Dorian was released from jail Tuesday night and is “relieved’’ the charge against him was dropped, O’Dekirk said, adding that Dorian has “expressed concern that the killer was still out there.’’
But Dorian remains devastated by his arrest and the murder charge that was filed against him.
“This crushes him, absolutely crushes him,’’ said attorney David Carlson. “He will never be the same because of this.’’
Dorian’s mother returned to his unincorporated Crete Township home shortly before 2 p.m. Wednesday. She said Dorian was “resting’’ but declined to comment further.
“Brian is beyond exhausted,’’ she said.
A spokesman for Will County State’s Attorney James Glasgow defended the initial decision to charge Dorian with Alonso’s murder.
“All the evidence at the time of this arrest pointed toward this individual,’’ spokesman Charles Pelkie said.
Glasgow — who wasn’t in court Wednesday — and Will County Sheriff Paul Kaupas earlier had said that a co-worker of Alonso initially fingered Dorian in a photo lineup and in a personal lineup as the gunman.
Another co-worker, Joshua Garza, 19, was critically wounded in that attack while a third fled the scene and was not injured.
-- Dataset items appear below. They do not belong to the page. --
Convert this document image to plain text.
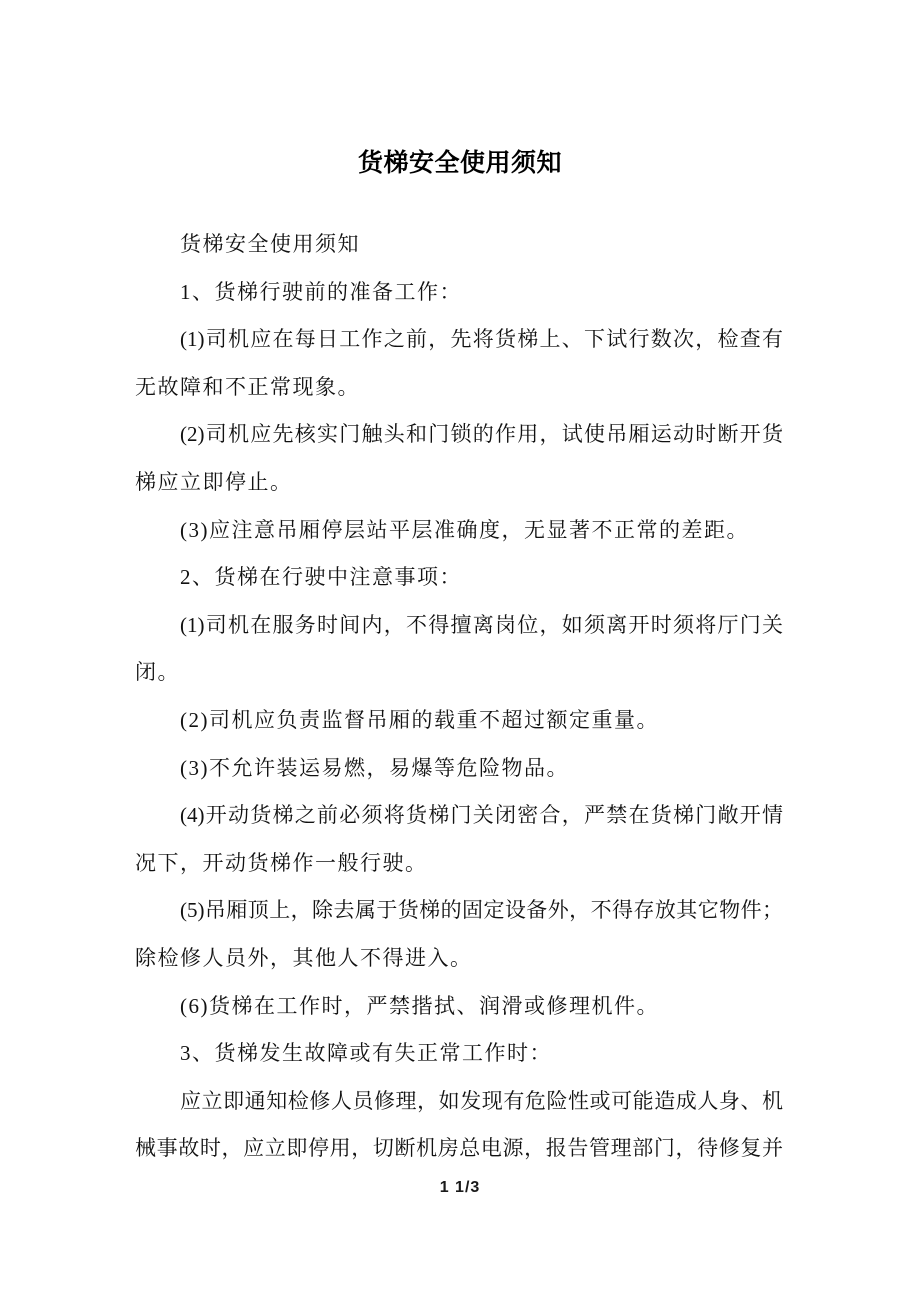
货梯安全使用须知
货梯安全使用须知
1、货梯行驶前的准备工作：
(1)司机应在每日工作之前，先将货梯上、下试行数次，检查有
无故障和不正常现象。
(2)司机应先核实门触头和门锁的作用，试使吊厢运动时断开货
梯应立即停止。
(3)应注意吊厢停层站平层准确度，无显著不正常的差距。
2、货梯在行驶中注意事项：
(1)司机在服务时间内，不得擅离岗位，如须离开时须将厅门关
闭。
(2)司机应负责监督吊厢的载重不超过额定重量。
(3)不允许装运易燃，易爆等危险物品。
(4)开动货梯之前必须将货梯门关闭密合，严禁在货梯门敞开情
况下，开动货梯作一般行驶。
(5)吊厢顶上，除去属于货梯的固定设备外，不得存放其它物件；
除检修人员外，其他人不得进入。
(6)货梯在工作时，严禁揩拭、润滑或修理机件。
3、货梯发生故障或有失正常工作时：
应立即通知检修人员修理，如发现有危险性或可能造成人身、机
械事故时，应立即停用，切断机房总电源，报告管理部门，待修复并
1 1/3
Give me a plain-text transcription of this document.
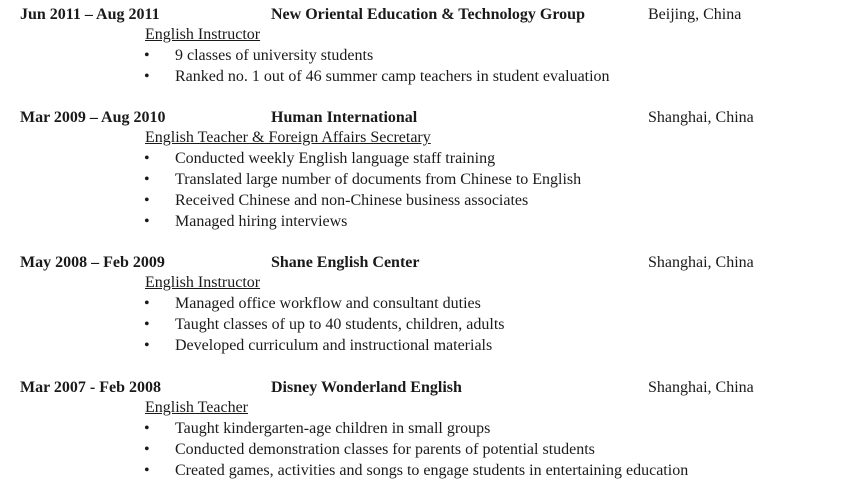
Jun 2011 – Aug 2011	New Oriental Education & Technology Group	Beijing, China
English Instructor
• 9 classes of university students
• Ranked no. 1 out of 46 summer camp teachers in student evaluation
Mar 2009 – Aug 2010	Human International	Shanghai, China
English Teacher & Foreign Affairs Secretary
• Conducted weekly English language staff training
• Translated large number of documents from Chinese to English
• Received Chinese and non-Chinese business associates
• Managed hiring interviews
May 2008 – Feb 2009	Shane English Center	Shanghai, China
English Instructor
• Managed office workflow and consultant duties
• Taught classes of up to 40 students, children, adults
• Developed curriculum and instructional materials
Mar 2007 - Feb 2008	Disney Wonderland English	Shanghai, China
English Teacher
• Taught kindergarten-age children in small groups
• Conducted demonstration classes for parents of potential students
• Created games, activities and songs to engage students in entertaining education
Keith Dahl, 63, was wounded less than an hour later on his farm 15 miles away near Lowell, Ind. in an attack authorities said was committed by the same person.
But Carlson called the decision to charge Dorian “a knee-jerk reaction’’ that was apparently based solely on the initial photo identification by the teenage coworker.
Police then focused only on finding the evidence to tie Dorian to the shootings, Carlson said.
“Instead of looking for the guy who murdered this man, they were trying to put this case together,’’ Carlson said. “It was the tail wagging the dog.’’
And he bristled at Glasgow’s contention Tuesday that the evidence initially pointed so strongly towards Dorian that even the Lynwood cop would have sought charges in the case.
“I am 100 percent sure Brian Dorian would not have asked for charges,’’ Carlson said.
On Tuesday, after Dorian was able to tell investigators what websites he had visited around the time of the Beecher shootings, authorities determined he wasn’t the gunman and agreed to drop the murder charge.
“He provided sufficient, specific and detailed information that enabled us to dismiss the case,’’ Pelkie said.
Dorian’s attorneys would not say if they are planning to sue Will County for wrongfully charging their client with murder.
Carlson compared the arrest of Dorian to the saga of Kevin Fox — who was wrongfully imprisoned for eight months in the murder of his daughter, Riley, 3, in 2004. Fox said he was coerced into confessing to the crime — DNA evidence cleared him — and won an $8 million judgment from Will County in that case.
“The biggest difference between Fox and this case is there’s no confession in this case. Brian was nothing but cooperative. I think that’s the hardest pill to swallow.’’
Sheriff Kaupas conceded that his detectives were not convinced Dorian was their man when he was charged with murder.
“We were on the fence on this case,” Kaupas said. “We were letting the evidence take us where we needed to go.”